Sixth mansion of the moon

Originally uploaded by anselm23

Four years of drawing skills practice, and occasional forays into the Western Mystery Tradition, and the building of the Kavad, come to this: a slow but steady ramp-up of my drawing skills, to the point where I can craft a pair of pages that don’t look like they were put together by a kid with a crayon. This is what all of those whiteboard illustrations are aimed at, really — the ability to structure and create a design executed from my gradually-improving sense of how line and scaffolding work together to produce a sensitive drawing in a limited amount of time.

Over dinner the other night, one of my mother’s friends said, “drawing is thinking, and we don’t do nearly enough teaching of drawing-as-thinking to help get past the concept of drawing-as-doodling.”

Does this look like doodling to you?

Leave aside the subject matter for a moment, if you’re not into the magical worldview or astrological worldview it suggests.
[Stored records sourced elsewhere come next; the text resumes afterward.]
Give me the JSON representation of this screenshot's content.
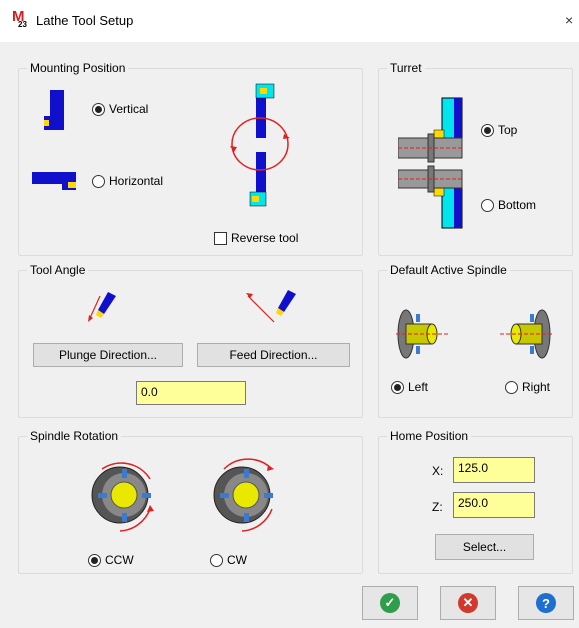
{
  "window": {
    "title": "Lathe Tool Setup",
    "icon_text": "23",
    "close_glyph": "×"
  },
  "mounting": {
    "title": "Mounting Position",
    "vertical_label": "Vertical",
    "horizontal_label": "Horizontal",
    "selected": "Vertical",
    "reverse_label": "Reverse tool",
    "reverse_checked": false
  },
  "turret": {
    "title": "Turret",
    "top_label": "Top",
    "bottom_label": "Bottom",
    "selected": "Top"
  },
  "tool_angle": {
    "title": "Tool Angle",
    "plunge_label": "Plunge Direction...",
    "feed_label": "Feed Direction...",
    "value": "0.0"
  },
  "spindle": {
    "title": "Default Active Spindle",
    "left_label": "Left",
    "right_label": "Right",
    "selected": "Left"
  },
  "rotation": {
    "title": "Spindle Rotation",
    "ccw_label": "CCW",
    "cw_label": "CW",
    "selected": "CCW"
  },
  "home": {
    "title": "Home Position",
    "x_label": "X:",
    "x_value": "125.0",
    "z_label": "Z:",
    "z_value": "250.0",
    "select_label": "Select..."
  },
  "footer": {
    "ok_icon": "check-icon",
    "cancel_icon": "cancel-icon",
    "help_icon": "help-icon"
  },
  "colors": {
    "field_bg": "#ffff99",
    "tool_blue": "#1010cc",
    "turret_cyan": "#00e5ee",
    "ok_green": "#2e9e4a",
    "cancel_red": "#d0392b",
    "help_blue": "#1e6fd0"
  }
}
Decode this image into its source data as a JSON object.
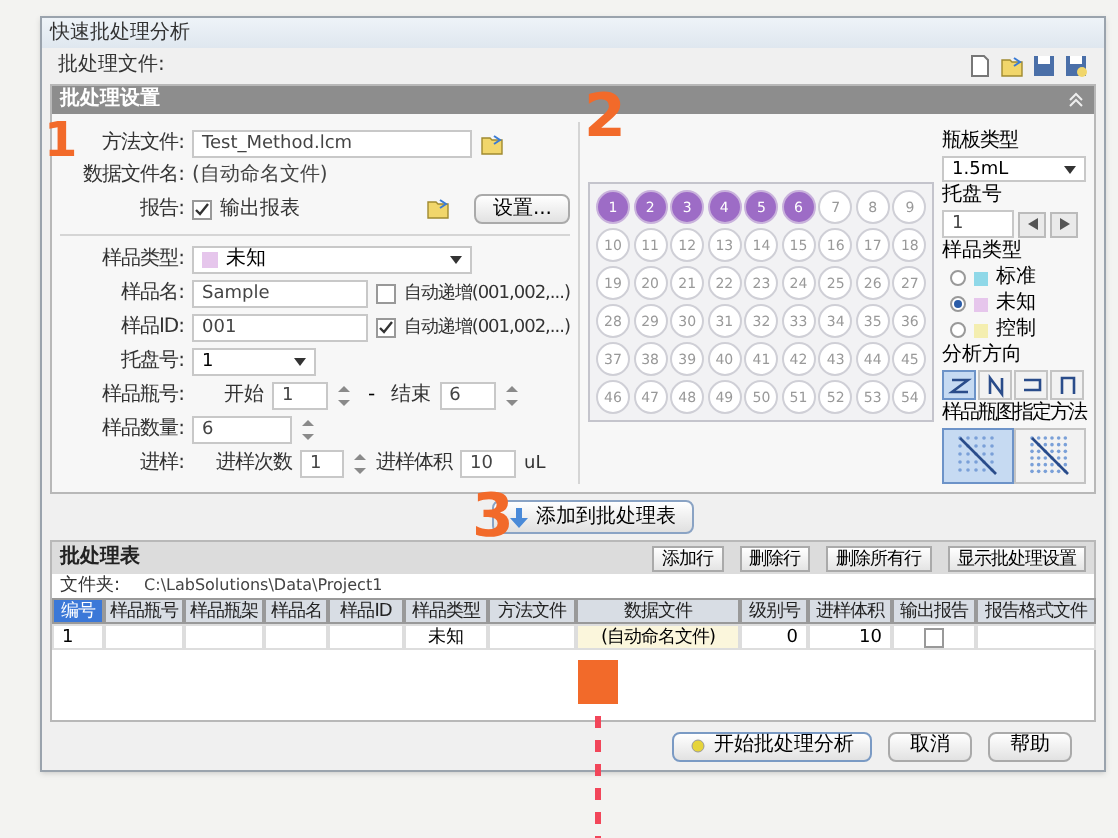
{
  "window": {
    "title": "快速批处理分析"
  },
  "toolbar": {
    "label": "批处理文件:"
  },
  "settings": {
    "title": "批处理设置",
    "method_file": {
      "label": "方法文件:",
      "value": "Test_Method.lcm"
    },
    "data_file": {
      "label": "数据文件名:",
      "value": "(自动命名文件)"
    },
    "report": {
      "label": "报告:",
      "checkbox": "输出报表",
      "checked": true,
      "button": "设置..."
    },
    "sample_type": {
      "label": "样品类型:",
      "value": "未知",
      "color": "#e6c6ec"
    },
    "sample_name": {
      "label": "样品名:",
      "value": "Sample",
      "auto": "自动递增(001,002,...)",
      "checked": false
    },
    "sample_id": {
      "label": "样品ID:",
      "value": "001",
      "auto": "自动递增(001,002,...)",
      "checked": true
    },
    "tray": {
      "label": "托盘号:",
      "value": "1"
    },
    "vial": {
      "label": "样品瓶号:",
      "start_label": "开始",
      "start": "1",
      "dash": "-",
      "end_label": "结束",
      "end": "6"
    },
    "count": {
      "label": "样品数量:",
      "value": "6"
    },
    "injection": {
      "label": "进样:",
      "times_label": "进样次数",
      "times": "1",
      "volume_label": "进样体积",
      "volume": "10",
      "unit": "uL"
    }
  },
  "plate": {
    "wells": [
      {
        "label": "1",
        "selected": true
      },
      {
        "label": "2",
        "selected": true
      },
      {
        "label": "3",
        "selected": true
      },
      {
        "label": "4",
        "selected": true
      },
      {
        "label": "5",
        "selected": true
      },
      {
        "label": "6",
        "selected": true
      },
      {
        "label": "7",
        "selected": false
      },
      {
        "label": "8",
        "selected": false
      },
      {
        "label": "9",
        "selected": false
      },
      {
        "label": "10",
        "selected": false
      },
      {
        "label": "11",
        "selected": false
      },
      {
        "label": "12",
        "selected": false
      },
      {
        "label": "13",
        "selected": false
      },
      {
        "label": "14",
        "selected": false
      },
      {
        "label": "15",
        "selected": false
      },
      {
        "label": "16",
        "selected": false
      },
      {
        "label": "17",
        "selected": false
      },
      {
        "label": "18",
        "selected": false
      },
      {
        "label": "19",
        "selected": false
      },
      {
        "label": "20",
        "selected": false
      },
      {
        "label": "21",
        "selected": false
      },
      {
        "label": "22",
        "selected": false
      },
      {
        "label": "23",
        "selected": false
      },
      {
        "label": "24",
        "selected": false
      },
      {
        "label": "25",
        "selected": false
      },
      {
        "label": "26",
        "selected": false
      },
      {
        "label": "27",
        "selected": false
      },
      {
        "label": "28",
        "selected": false
      },
      {
        "label": "29",
        "selected": false
      },
      {
        "label": "30",
        "selected": false
      },
      {
        "label": "31",
        "selected": false
      },
      {
        "label": "32",
        "selected": false
      },
      {
        "label": "33",
        "selected": false
      },
      {
        "label": "34",
        "selected": false
      },
      {
        "label": "35",
        "selected": false
      },
      {
        "label": "36",
        "selected": false
      },
      {
        "label": "37",
        "selected": false
      },
      {
        "label": "38",
        "selected": false
      },
      {
        "label": "39",
        "selected": false
      },
      {
        "label": "40",
        "selected": false
      },
      {
        "label": "41",
        "selected": false
      },
      {
        "label": "42",
        "selected": false
      },
      {
        "label": "43",
        "selected": false
      },
      {
        "label": "44",
        "selected": false
      },
      {
        "label": "45",
        "selected": false
      },
      {
        "label": "46",
        "selected": false
      },
      {
        "label": "47",
        "selected": false
      },
      {
        "label": "48",
        "selected": false
      },
      {
        "label": "49",
        "selected": false
      },
      {
        "label": "50",
        "selected": false
      },
      {
        "label": "51",
        "selected": false
      },
      {
        "label": "52",
        "selected": false
      },
      {
        "label": "53",
        "selected": false
      },
      {
        "label": "54",
        "selected": false
      }
    ]
  },
  "side": {
    "vial_type": {
      "label": "瓶板类型",
      "value": "1.5mL"
    },
    "tray": {
      "label": "托盘号",
      "value": "1"
    },
    "sample_type": {
      "label": "样品类型",
      "options": [
        {
          "label": "标准",
          "color": "#8fd8e8",
          "selected": false
        },
        {
          "label": "未知",
          "color": "#e6c6ec",
          "selected": true
        },
        {
          "label": "控制",
          "color": "#f4eeb0",
          "selected": false
        }
      ]
    },
    "direction": {
      "label": "分析方向",
      "buttons": [
        {
          "kind": "z-row",
          "selected": true
        },
        {
          "kind": "n-column",
          "selected": false
        },
        {
          "kind": "row-return",
          "selected": false
        },
        {
          "kind": "column-return",
          "selected": false
        }
      ]
    },
    "pattern": {
      "label": "样品瓶图指定方法",
      "buttons": [
        {
          "kind": "grid-large",
          "selected": true
        },
        {
          "kind": "grid-small",
          "selected": false
        }
      ]
    }
  },
  "add_button": "添加到批处理表",
  "batch_table": {
    "title": "批处理表",
    "folder_label": "文件夹:",
    "folder": "C:\\LabSolutions\\Data\\Project1",
    "buttons": [
      "添加行",
      "删除行",
      "删除所有行",
      "显示批处理设置"
    ],
    "columns": [
      {
        "label": "编号",
        "selected": true
      },
      {
        "label": "样品瓶号",
        "selected": false
      },
      {
        "label": "样品瓶架",
        "selected": false
      },
      {
        "label": "样品名",
        "selected": false
      },
      {
        "label": "样品ID",
        "selected": false
      },
      {
        "label": "样品类型",
        "selected": false
      },
      {
        "label": "方法文件",
        "selected": false
      },
      {
        "label": "数据文件",
        "selected": false
      },
      {
        "label": "级别号",
        "selected": false
      },
      {
        "label": "进样体积",
        "selected": false
      },
      {
        "label": "输出报告",
        "selected": false
      },
      {
        "label": "报告格式文件",
        "selected": false
      }
    ],
    "rows": [
      {
        "cells": [
          {
            "kind": "text",
            "text": "1"
          },
          {
            "kind": "empty"
          },
          {
            "kind": "empty"
          },
          {
            "kind": "empty"
          },
          {
            "kind": "empty"
          },
          {
            "kind": "type",
            "text": "未知"
          },
          {
            "kind": "empty"
          },
          {
            "kind": "file",
            "text": "(自动命名文件)"
          },
          {
            "kind": "number",
            "text": "0"
          },
          {
            "kind": "number",
            "text": "10"
          },
          {
            "kind": "check",
            "checked": false
          },
          {
            "kind": "empty"
          }
        ]
      }
    ]
  },
  "footer": {
    "buttons": [
      {
        "label": "开始批处理分析",
        "kind": "primary"
      },
      {
        "label": "取消",
        "kind": "plain"
      },
      {
        "label": "帮助",
        "kind": "plain"
      }
    ]
  },
  "callouts": [
    "1",
    "2",
    "3"
  ]
}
Notice that Dave Gray’s Semigram underpins everything in this picture: it’s all line and shape, all arcs and squares and simpl squiggles.

Come back to the magical worldview for a moment, or if you already hold the magical worldview, consider it from a teaching perspective. Gordon has noted how much power there is in the ability to carry around abstract concepts like love and death in a word. How much more powerful is it to be able to create, almost from memory, a visualization of two people in love?

There’s power in this. And we fail to teach it at our peril. If we spent a little of the time we spend on our official “academic subjects” every day, teaching visualization skills and drawing, we’d drastically improve the quality of people’s lives in a real hurry through education. And we’d produce a generation of artists and scientists and magicians in short order. Drawing is thinking, every bit as much as writing or reading or doing maths. It’s as reliant on memory and will and imagination as magic or other kinds of learning, and its secrets can only be opened by experience and experiment.

Via Flickr:
I’m not quite sure what this Mansion is for. I’ve never drawn it before, so it’s feeling rather new and unusual. The drawing came out fine. And it’s a picture to encourage love. On the other hand, it represents very forceful set of ideas and opinions — revenge and besieging towns and destruction of harvests and suchlike — so it’s not entirely clear that helping people fall in love using this mansion’s image is worth the trouble.

It’s also not clear yet if I should ink this image or not. I’m still thinking about it.